Chacun y a imprimé son style, oscillant entre discours d’intégration et surenchère répressive, mais tous ont partagé la même certitude : l’immigration fait gagner en visibilité ce qu’elle fait perdre en lucidité.

La peur comme capital électoral

Ce qui se joue à Beauvau n’est pas tant une politique publique qu’une stratégie émotionnelle. L’immigration est présentée comme une menace diffuse, protéiforme, jamais vraiment définie, mais suffisamment inquiétante pour justifier durcissements législatifs, contrôles symboliques et déclarations anxiogènes.

En entretenant un climat de suspicion permanente, les ministres de l’Intérieur se posent en remparts face au chaos annoncé. Ils rassurent une partie de l’opinion tout en légitimant les thèses de l’extrême droite, qu’ils prétendent pourtant combattre. Loin de désamorcer les fantasmes, ils les normalisent.

De Beauvau à l’Élysée : une trajectoire balisée ?

Le passage par le ministère de l’Intérieur apparaît ainsi comme un rite initiatique pour toute ambition nationale. Nicolas Sarkozy en a fait la démonstration éclatante ; d’autres ont tenté de suivre la même trajectoire, convaincus qu’une posture de fermeté sur l’immigration constitue un sésame électoral.

Bruno Retailleau, Gérald Darmanin et d’autres encore s’inscrivent dans cette continuité : parler plus fort, frapper plus dur, montrer qu’on contrôle. Peu importe si les résultats ne suivent pas ; l’essentiel est d’occuper l’espace médiatique, de donner l’illusion de l’action, et de se construire une stature présidentielle ou, à défaut, incontournable.

Un débat public appauvri

À force d’être instrumentalisée, la question migratoire a perdu toute complexité. Elle n’est plus traitée comme un phénomène social, économique et historique, mais comme un outil de domination politique. Toute nuance est perçue comme faiblesse, toute analyse comme complaisance.

Cette réduction permanente du débat nourrit les peurs, fracture la société et enferme des millions de citoyens dans une identité problématique, suspecte par principe. Elle mine la promesse républicaine au nom même de sa prétendue défense.

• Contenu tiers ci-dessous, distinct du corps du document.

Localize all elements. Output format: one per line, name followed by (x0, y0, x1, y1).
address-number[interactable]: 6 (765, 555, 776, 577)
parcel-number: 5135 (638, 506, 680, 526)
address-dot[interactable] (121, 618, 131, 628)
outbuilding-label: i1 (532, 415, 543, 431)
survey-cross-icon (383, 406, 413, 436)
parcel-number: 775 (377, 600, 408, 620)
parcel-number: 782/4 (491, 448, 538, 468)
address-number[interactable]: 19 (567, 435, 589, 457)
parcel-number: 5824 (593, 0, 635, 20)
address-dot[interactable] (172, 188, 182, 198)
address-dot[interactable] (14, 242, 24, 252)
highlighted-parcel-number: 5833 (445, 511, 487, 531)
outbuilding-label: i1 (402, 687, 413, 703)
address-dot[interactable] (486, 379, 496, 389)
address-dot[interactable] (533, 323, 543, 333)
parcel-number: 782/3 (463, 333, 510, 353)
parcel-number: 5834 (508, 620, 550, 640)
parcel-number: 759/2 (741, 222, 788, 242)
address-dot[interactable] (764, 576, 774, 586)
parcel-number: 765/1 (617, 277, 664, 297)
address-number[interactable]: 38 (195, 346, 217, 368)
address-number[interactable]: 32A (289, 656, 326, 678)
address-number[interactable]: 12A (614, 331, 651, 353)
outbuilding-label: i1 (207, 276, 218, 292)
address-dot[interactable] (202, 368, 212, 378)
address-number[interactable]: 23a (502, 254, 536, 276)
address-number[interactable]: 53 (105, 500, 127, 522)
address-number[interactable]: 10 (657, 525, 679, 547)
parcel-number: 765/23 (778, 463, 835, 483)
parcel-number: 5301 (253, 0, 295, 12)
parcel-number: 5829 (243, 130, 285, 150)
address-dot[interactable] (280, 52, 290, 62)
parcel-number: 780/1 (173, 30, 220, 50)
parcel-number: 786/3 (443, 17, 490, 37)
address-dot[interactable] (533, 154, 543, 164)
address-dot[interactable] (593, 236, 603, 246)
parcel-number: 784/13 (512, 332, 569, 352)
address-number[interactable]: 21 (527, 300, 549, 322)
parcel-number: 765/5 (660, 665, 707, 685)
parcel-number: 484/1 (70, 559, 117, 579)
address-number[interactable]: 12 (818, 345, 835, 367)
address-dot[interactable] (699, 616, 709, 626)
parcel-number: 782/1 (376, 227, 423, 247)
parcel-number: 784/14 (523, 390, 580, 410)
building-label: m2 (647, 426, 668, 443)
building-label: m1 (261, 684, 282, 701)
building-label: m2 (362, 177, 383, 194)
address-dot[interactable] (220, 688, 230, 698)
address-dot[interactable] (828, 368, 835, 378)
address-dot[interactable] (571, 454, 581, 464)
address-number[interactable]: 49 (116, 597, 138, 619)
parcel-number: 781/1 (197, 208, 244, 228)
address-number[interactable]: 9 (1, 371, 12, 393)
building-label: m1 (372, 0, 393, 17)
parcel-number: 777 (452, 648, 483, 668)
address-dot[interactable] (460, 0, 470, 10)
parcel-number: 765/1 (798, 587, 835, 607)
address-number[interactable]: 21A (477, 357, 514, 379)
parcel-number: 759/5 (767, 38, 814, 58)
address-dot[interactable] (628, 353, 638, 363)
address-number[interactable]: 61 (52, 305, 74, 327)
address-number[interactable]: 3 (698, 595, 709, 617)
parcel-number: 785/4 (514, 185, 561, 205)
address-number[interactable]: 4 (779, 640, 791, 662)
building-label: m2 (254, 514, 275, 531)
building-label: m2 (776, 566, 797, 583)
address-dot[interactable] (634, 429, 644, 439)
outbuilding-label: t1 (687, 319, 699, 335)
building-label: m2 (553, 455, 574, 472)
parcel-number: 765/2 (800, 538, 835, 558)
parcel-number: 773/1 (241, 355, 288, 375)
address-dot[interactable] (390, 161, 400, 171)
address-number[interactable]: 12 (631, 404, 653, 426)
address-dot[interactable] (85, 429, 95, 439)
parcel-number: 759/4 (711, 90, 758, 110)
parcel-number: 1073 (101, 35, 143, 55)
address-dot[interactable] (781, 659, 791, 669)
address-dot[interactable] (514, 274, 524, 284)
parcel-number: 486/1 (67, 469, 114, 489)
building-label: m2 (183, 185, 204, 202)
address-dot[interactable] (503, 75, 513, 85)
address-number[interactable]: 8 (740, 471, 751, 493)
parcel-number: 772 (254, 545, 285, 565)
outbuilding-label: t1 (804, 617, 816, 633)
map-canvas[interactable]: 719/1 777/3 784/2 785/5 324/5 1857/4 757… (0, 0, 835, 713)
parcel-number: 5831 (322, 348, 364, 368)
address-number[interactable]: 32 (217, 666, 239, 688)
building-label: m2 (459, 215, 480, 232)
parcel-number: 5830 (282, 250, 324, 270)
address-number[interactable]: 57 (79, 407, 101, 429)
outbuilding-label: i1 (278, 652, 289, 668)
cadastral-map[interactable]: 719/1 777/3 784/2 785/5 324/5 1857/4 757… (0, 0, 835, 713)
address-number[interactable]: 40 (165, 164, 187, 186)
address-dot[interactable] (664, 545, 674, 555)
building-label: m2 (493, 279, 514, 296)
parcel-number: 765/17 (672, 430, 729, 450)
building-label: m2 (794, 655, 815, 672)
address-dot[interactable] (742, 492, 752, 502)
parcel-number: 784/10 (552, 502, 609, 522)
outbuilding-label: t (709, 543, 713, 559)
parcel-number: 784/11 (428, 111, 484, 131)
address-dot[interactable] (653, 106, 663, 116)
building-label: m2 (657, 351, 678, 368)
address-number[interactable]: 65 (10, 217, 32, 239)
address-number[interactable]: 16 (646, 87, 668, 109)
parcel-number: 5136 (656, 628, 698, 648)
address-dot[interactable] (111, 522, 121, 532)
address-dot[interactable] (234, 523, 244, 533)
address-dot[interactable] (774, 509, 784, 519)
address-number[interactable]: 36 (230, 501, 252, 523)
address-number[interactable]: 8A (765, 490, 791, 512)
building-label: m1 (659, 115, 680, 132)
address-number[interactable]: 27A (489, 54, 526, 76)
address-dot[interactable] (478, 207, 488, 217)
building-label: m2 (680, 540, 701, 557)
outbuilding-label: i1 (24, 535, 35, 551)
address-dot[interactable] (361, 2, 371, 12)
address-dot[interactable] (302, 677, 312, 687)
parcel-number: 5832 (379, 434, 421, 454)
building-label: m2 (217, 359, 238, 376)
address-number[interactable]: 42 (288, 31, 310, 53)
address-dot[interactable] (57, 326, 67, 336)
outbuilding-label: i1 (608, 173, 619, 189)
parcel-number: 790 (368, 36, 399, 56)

Beauvau, symptôme d’une démocratie fébrile

Que certains s’imaginent que le ministère de l’Intérieur est devenu un passage obligé pour accéder au sommet de l’État en dit long sur l’état de la démocratie française. Une démocratie qui gouverne par l’angoisse, qui confond autorité et brutalité symbolique, et qui préfère la désignation de boucs émissaires à la recherche de solutions durables.

Tant que l’immigration restera un tremplin pour les carrières plutôt qu’un sujet traité avec responsabilité et humanité, elle continuera d’empoisonner le débat public — et de servir ceux qui prospèrent sur la peur plutôt que sur le courage politique.